The suit -- which the developers plan to
present unless Greenpeace agrees to a settlement of nearly $50M -- is over
resort properties in La Manga del Mar Menor, in Southwest Spain. Greenpeace, in
their recent book Photoclima, prominently featured digitally altered
photographs of the resort, with only the tops of apartment buildings, hotels,
and palm trees barely visible above a flooded sea. The book also showed
before-and-after photos of Spain's lush lemon and orange growing region of
Valencia, transformed into an arid desert. "We want[ed] to create alarm
and a call to action", said Juan Lopez de Uralde, Greenpeace's director in
Spain.
The photos created a sense of alarm in La
Manga, with property values dropping by 50 percent after the book appeared.

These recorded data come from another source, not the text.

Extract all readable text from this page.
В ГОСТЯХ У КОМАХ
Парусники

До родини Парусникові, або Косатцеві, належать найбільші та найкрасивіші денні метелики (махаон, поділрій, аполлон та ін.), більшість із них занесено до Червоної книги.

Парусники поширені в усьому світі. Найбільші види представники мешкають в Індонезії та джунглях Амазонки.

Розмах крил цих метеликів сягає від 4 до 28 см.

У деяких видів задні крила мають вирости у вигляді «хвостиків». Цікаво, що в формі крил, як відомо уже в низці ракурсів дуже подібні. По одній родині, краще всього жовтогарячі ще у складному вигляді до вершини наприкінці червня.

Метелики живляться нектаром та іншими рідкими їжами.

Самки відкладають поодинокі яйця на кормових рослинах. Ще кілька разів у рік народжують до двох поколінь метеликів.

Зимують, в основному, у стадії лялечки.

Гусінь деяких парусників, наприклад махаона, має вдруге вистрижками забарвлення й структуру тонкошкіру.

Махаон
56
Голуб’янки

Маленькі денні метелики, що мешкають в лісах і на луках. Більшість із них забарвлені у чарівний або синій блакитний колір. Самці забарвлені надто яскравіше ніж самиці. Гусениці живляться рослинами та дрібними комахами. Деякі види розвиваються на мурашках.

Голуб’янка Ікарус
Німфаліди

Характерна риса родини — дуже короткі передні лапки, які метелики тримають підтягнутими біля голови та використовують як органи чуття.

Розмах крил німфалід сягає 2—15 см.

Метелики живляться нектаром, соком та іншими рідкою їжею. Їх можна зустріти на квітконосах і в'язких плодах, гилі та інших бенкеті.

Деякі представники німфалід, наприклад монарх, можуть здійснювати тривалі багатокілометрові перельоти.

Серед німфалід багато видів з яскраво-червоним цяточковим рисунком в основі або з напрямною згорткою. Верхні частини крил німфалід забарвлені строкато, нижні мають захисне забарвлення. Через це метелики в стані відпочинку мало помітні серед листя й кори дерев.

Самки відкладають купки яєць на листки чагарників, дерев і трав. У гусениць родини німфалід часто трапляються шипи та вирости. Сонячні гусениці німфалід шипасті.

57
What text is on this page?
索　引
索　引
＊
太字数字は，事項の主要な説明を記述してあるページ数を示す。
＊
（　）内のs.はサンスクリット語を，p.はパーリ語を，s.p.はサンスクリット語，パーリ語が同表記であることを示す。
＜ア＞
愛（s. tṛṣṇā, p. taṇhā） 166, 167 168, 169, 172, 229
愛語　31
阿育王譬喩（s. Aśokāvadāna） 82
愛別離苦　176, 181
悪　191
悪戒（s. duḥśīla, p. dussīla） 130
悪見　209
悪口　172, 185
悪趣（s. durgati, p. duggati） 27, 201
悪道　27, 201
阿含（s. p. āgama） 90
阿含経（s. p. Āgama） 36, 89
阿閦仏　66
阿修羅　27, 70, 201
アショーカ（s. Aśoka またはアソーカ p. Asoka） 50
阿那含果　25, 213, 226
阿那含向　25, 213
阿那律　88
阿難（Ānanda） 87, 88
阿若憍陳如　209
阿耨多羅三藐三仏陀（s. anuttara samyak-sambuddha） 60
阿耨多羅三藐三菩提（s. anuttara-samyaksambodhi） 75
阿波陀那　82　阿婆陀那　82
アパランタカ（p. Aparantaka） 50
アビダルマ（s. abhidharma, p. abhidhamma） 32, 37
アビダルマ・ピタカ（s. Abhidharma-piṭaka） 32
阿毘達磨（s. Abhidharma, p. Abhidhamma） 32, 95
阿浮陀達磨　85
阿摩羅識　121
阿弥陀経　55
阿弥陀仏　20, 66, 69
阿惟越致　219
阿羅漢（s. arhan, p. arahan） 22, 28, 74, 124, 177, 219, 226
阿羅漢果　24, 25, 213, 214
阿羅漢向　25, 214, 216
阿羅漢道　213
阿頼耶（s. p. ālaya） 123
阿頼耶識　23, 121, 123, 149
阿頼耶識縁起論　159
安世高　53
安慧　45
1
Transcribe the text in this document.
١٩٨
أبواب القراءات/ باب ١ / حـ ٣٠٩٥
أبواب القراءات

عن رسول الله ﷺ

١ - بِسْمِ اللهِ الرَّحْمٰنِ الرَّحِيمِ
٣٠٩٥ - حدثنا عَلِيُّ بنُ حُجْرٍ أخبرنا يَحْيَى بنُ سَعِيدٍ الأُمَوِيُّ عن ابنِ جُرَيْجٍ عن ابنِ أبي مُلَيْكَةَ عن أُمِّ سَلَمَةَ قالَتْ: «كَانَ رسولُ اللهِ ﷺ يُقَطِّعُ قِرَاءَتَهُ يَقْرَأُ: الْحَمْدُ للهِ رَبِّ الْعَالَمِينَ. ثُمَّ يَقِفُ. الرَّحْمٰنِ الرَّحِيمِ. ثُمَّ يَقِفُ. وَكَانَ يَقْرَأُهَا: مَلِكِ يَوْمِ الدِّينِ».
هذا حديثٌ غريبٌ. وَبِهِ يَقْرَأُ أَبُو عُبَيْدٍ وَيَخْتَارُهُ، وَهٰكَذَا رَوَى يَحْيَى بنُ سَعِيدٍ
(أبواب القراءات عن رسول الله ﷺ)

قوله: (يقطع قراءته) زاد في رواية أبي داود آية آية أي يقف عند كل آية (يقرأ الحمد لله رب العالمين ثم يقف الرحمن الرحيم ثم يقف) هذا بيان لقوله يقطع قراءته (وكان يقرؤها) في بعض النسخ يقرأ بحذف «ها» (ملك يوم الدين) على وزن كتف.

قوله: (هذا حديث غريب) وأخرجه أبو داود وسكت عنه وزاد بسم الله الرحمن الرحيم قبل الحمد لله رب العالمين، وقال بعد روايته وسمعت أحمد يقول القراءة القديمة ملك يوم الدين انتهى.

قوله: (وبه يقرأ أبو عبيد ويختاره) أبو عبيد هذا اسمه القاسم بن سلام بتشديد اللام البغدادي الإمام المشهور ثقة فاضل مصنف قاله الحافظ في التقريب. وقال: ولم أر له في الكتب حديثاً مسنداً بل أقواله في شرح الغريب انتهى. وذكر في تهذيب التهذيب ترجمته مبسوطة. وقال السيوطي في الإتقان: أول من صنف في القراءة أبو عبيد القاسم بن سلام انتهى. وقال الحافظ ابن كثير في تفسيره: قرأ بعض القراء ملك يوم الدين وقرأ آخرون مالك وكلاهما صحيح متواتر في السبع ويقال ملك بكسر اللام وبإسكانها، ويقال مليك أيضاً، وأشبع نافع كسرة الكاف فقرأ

Jose Angel Abad, an attorney representing the property owners, says
"Greenpeace manipulated the expected rise [to] cause alarm. It has sunk
the real estate market: no one is buying and everyone has put their apartments
up for sale". The UN IPCC predicts a 30 cm increase in sea level over the
next century, a rise far smaller than the vast degree of flooding depicted in
the book.
The group is seeking a EUR 27 million
settlement, to cover the decline in their property values.
Greenpeace says the action is intended to
"blackmail" them into footing the bill for the price drop, which they
blame on an oversaturated real-estate market. However, home prices in Spain
rose an average of 4% in 2007, though some regions saw declines of up to 8%.